Ott 24 • Lettori, Prima Pagina • 481 Visite • Commenti disabilitati su No alla Costituzione riformata da una trentenne con il tacco 12!

Le riforme costituzionali  volute dal clan dei toscani, capeggiati dal presidente del Consiglio Renzi,  alla fine sono state  approvate, senza un  ampio consenso parlamentare, come testimoniano i numeri.

A differenza dei padri costituenti che nel 1946 si misero al lavoro nell’interesse dell’Italia, Renzi  è dovuto ricorrere a vari stratagemmi come tagliole, canguri e simili, messi in atto dai suoi soldatini, per raggiungere l’obiettivo.
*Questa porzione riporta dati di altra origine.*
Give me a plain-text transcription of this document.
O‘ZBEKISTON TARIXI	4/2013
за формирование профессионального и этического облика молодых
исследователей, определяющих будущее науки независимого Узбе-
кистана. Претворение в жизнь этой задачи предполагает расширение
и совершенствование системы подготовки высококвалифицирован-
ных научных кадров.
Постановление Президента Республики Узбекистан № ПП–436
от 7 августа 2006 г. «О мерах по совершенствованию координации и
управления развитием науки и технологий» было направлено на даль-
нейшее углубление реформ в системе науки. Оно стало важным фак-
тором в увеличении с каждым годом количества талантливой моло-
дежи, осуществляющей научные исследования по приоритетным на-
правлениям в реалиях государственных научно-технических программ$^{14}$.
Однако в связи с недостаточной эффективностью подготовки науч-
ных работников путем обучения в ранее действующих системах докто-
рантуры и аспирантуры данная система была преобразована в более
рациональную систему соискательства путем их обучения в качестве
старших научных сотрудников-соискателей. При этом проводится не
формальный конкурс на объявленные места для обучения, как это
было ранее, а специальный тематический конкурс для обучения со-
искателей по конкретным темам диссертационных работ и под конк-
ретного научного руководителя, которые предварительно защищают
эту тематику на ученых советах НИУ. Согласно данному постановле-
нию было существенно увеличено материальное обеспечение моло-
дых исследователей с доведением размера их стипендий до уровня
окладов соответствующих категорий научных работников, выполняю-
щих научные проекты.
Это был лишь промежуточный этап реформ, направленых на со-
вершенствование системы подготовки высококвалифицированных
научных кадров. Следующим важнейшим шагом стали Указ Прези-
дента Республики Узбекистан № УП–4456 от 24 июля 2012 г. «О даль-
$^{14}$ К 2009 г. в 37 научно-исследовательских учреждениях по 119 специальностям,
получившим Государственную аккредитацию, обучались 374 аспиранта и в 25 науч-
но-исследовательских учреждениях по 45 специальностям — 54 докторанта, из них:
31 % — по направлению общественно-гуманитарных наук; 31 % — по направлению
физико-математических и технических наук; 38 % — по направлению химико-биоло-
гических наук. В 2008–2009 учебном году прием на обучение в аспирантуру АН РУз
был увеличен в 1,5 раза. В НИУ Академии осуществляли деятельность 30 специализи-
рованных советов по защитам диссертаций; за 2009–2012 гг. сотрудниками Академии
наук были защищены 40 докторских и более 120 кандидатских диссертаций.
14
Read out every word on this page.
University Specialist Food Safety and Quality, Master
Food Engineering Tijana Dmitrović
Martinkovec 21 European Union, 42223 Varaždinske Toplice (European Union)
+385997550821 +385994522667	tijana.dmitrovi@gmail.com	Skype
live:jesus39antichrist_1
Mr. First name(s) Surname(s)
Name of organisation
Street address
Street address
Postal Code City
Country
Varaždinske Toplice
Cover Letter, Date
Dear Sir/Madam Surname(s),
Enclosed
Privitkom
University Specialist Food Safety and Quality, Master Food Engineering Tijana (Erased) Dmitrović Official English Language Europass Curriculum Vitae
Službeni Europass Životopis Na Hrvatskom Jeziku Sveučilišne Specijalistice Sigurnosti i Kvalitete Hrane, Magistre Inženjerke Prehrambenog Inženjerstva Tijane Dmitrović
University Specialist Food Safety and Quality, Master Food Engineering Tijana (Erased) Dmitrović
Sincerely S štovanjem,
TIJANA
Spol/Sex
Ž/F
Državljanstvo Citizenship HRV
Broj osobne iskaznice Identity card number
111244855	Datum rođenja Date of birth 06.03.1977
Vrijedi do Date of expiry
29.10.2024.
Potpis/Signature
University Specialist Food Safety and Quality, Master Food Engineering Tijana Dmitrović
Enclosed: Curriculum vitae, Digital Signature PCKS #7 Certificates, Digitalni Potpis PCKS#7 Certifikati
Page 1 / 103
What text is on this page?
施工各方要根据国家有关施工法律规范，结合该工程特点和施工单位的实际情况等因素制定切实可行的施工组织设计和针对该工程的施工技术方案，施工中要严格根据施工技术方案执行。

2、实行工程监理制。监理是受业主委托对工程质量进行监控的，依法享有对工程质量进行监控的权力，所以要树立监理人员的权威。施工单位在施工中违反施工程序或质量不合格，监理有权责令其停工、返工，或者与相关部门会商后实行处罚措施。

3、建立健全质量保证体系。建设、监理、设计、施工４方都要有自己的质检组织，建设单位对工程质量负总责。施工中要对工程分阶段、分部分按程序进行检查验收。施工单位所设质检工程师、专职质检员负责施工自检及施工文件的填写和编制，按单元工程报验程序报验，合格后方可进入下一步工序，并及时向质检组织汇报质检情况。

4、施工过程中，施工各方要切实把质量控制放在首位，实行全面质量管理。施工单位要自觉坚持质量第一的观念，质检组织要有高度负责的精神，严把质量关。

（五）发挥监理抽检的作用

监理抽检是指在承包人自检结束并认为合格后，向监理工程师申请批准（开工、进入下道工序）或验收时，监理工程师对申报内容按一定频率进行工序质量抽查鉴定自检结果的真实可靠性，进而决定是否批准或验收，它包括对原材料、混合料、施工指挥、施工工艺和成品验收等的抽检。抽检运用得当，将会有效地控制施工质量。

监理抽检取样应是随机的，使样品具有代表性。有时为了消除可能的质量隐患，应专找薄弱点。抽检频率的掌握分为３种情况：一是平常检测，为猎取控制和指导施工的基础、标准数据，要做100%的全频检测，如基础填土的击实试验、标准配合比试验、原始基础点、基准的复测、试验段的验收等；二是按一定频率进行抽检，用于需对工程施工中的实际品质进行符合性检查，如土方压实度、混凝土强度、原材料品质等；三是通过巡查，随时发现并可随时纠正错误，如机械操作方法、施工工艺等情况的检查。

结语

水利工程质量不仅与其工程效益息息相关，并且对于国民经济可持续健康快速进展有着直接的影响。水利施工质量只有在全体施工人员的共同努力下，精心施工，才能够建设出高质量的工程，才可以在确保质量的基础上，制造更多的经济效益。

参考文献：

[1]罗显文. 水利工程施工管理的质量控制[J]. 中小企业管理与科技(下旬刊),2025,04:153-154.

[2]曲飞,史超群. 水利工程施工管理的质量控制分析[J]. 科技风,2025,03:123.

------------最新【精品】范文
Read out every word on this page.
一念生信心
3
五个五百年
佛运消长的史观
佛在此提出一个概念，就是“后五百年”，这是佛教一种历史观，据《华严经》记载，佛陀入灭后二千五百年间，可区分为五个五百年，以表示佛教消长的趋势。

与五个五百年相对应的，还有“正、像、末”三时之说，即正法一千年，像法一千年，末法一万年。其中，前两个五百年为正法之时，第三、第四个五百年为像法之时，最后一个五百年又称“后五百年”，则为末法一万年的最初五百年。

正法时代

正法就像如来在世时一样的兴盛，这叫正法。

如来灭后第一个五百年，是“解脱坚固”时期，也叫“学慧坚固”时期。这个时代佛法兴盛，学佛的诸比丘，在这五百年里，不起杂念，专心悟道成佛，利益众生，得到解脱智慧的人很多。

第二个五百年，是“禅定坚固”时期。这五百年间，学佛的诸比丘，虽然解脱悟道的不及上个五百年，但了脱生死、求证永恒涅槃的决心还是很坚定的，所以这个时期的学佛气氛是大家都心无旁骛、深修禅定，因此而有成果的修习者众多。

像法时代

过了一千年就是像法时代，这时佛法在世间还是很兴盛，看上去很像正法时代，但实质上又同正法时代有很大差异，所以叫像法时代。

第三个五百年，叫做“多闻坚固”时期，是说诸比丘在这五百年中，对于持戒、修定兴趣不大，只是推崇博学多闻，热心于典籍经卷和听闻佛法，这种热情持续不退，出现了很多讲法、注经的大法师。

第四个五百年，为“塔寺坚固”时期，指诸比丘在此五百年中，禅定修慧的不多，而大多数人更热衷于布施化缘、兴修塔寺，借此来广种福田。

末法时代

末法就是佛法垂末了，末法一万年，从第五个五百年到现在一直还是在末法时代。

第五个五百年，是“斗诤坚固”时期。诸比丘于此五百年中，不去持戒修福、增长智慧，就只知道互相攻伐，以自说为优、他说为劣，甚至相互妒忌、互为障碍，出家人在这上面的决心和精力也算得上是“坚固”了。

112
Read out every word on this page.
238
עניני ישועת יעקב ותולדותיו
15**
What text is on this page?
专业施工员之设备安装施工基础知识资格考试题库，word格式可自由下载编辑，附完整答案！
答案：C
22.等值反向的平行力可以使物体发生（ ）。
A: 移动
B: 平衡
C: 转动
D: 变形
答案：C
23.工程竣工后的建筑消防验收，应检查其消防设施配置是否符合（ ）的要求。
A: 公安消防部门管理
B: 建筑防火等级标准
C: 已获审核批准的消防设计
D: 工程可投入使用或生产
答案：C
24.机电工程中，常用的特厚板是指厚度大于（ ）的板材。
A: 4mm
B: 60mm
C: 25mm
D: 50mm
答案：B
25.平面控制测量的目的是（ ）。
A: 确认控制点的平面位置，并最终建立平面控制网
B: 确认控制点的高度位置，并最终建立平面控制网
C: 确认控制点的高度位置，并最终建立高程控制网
Il nostro premier, tra l’altro non eletto dal popolo, a colpi di maggioranza in pochi mesi ha fatto approvare ciò che era più utile a lui, in prospettiva delle prossime elezioni nel 2018.

I vari emendamenti presentati dalle opposizioni sono stati visti  come una minaccia e spazzati via con la complicità, al senato, del presidente Grasso.

Da mesi il parlamento è bloccato su una riforma della legge elettorale, mentre i veri problemi sono ben altri, e tutto ciò non fa altro che peggiorare la situazione economica, sociale, etc.  dell’Italia.

Non credo che la nuova legge elettorale potrà creare nuovi posti di lavoro, il  vero dramma dell’Italia, con una  terribile disoccupazione giovanile che costringe molti di essi a emigrare alla ricerca di un futuro migliore.

A questo punto, come cita l’articolo 2 della Costituzione:

La sovranità appartiene al popolo, che la esercita nelle forme e nei limiti della Costituzione”, non ci resta che affidarci a  un referendum, cercando  di invalidare questo “obbrobrio” di riforma e rifarne una con il consenso di tutte le forze politiche, avendo come priorità solo il bene del nostro paese.

È l’unica arma che ci è rimasta, lo dobbiamo anche  ai nostri padri costituenti che partorirono le nostre leggi con dignità, amore per la politica, per la libertà di pensiero e di opinione.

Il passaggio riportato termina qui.